Sarebbe senza senso pretendere di proporre un’analisi che sostituisca la sostanziale assenza di attenzione che ha caratterizzato la cronaca italiana. I punti che seguono – un riassunto per parole chiave – sono appunti di riflessione, molto parziali, la cui aderenza alla sostanza dei messaggi è facilmente verificabile dalla lettura del rapporto.
Rappresentatività. I G7 includono il 10% della popolazione mondiale, e il loro PIL complessivo è il 27% di quello globale. L’invito, molto selettivo, ad essere presenti rivolto a partner tanto diversi come Australia, Brasile, Isole Cook, Comore, India, Indonesia, Corea del Sud, Vietnam per discutere sulla pace e la sicurezza internazionale non ha nessuna giustificazione riconoscibile nel rapporto, che fa peraltro riferimenti molto pronunciati alla criticità complessiva delle aree degli oceani Indiano e Pacifico.

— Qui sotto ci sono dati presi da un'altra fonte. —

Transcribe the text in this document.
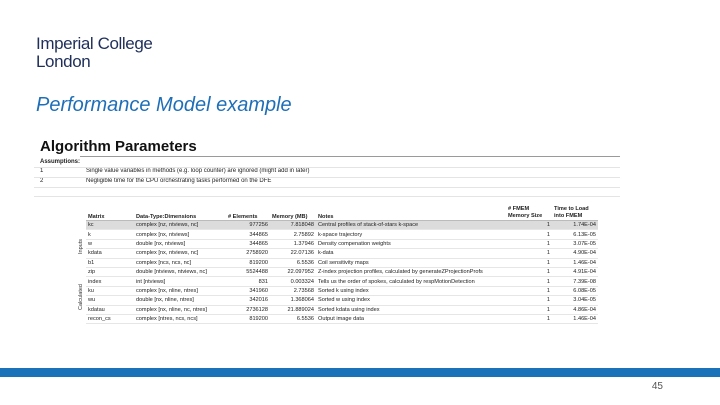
Imperial College
London
Performance Model example
Algorithm Parameters
Assumptions:
1	Single value variables in methods (e.g. loop counter) are ignored (might add in later)
2	Negligible time for the CPU orchestrating tasks performed on the DFE
Inputs
Calculated
Matrix	Data-Type:Dimensions	# Elements	Memory (MB)	Notes	# FMEM Memory Size	Time to Load into FMEM
kc	complex [nz, ntviews, nc]	977256	7.818048	Central profiles of stack-of-stars k-space	1	1.74E-04
k	complex [nx, ntviews]	344865	2.75892	k-space trajectory	1	6.13E-05
w	double [nx, ntviews]	344865	1.37946	Density compenation weights	1	3.07E-05
kdata	complex [nx, ntviews, nc]	2758920	22.07136	k-data	1	4.90E-04
b1	complex [ncs, ncs, nc]	819200	6.5536	Coil sensitivity maps	1	1.46E-04
zip	double [ntviews, ntviews, nc]	5524488	22.097952	Z-index projection profiles, calculated by generateZProjectionProfs	1	4.91E-04
index	int [ntviews]	831	0.003324	Tells us the order of spokes, calculated by respMotionDetection	1	7.39E-08
ku	complex [nx, nline, ntres]	341960	2.73568	Sorted k using index	1	6.08E-05
wu	double [nx, nline, ntres]	342016	1.368064	Sorted w using index	1	3.04E-05
kdatau	complex [nx, nline, nc, ntres]	2736128	21.889024	Sorted kdata using index	1	4.86E-04
recon_cs	complex [ntres, ncs, ncs]	819200	6.5536	Output image data	1	1.46E-04
45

Messaggio principale. I G7 sono assolutamente uniti. Senza eccezioni e senza dubbi. Il fact sheet della Casa Bianca rasenta il patetico con la sua sequenza, che non serve tradurre per mantenerne la solennità verbale: United on Ukraine, United on China, United on Economic Resilience and Economic Security, United on Building the Clean Energy Economies of the Future, United on an affirmative and Ambitious Development Agenda, United on Nuclear Disarmament. A questi titoli senza sfumature seguono paragrafi altrettanto netti, con poche eccezioni, che ci si arrischia a tradurre: “preoccupazioni” per il possibile mancato rispetto dei diritti umani in Cina (da cui non bisogna “disaccoppiarsi”, ma che non deve rappresentare una minaccia per l’“integrità delle nostre istituzioni democratiche”); condanna per l’irresponsabile retorica nucleare della Russia; preoccupazione per l’opacità della Cina sul suo arsenale nucleare e per le politiche in questo campo della Corea del Nord e dell’Iran.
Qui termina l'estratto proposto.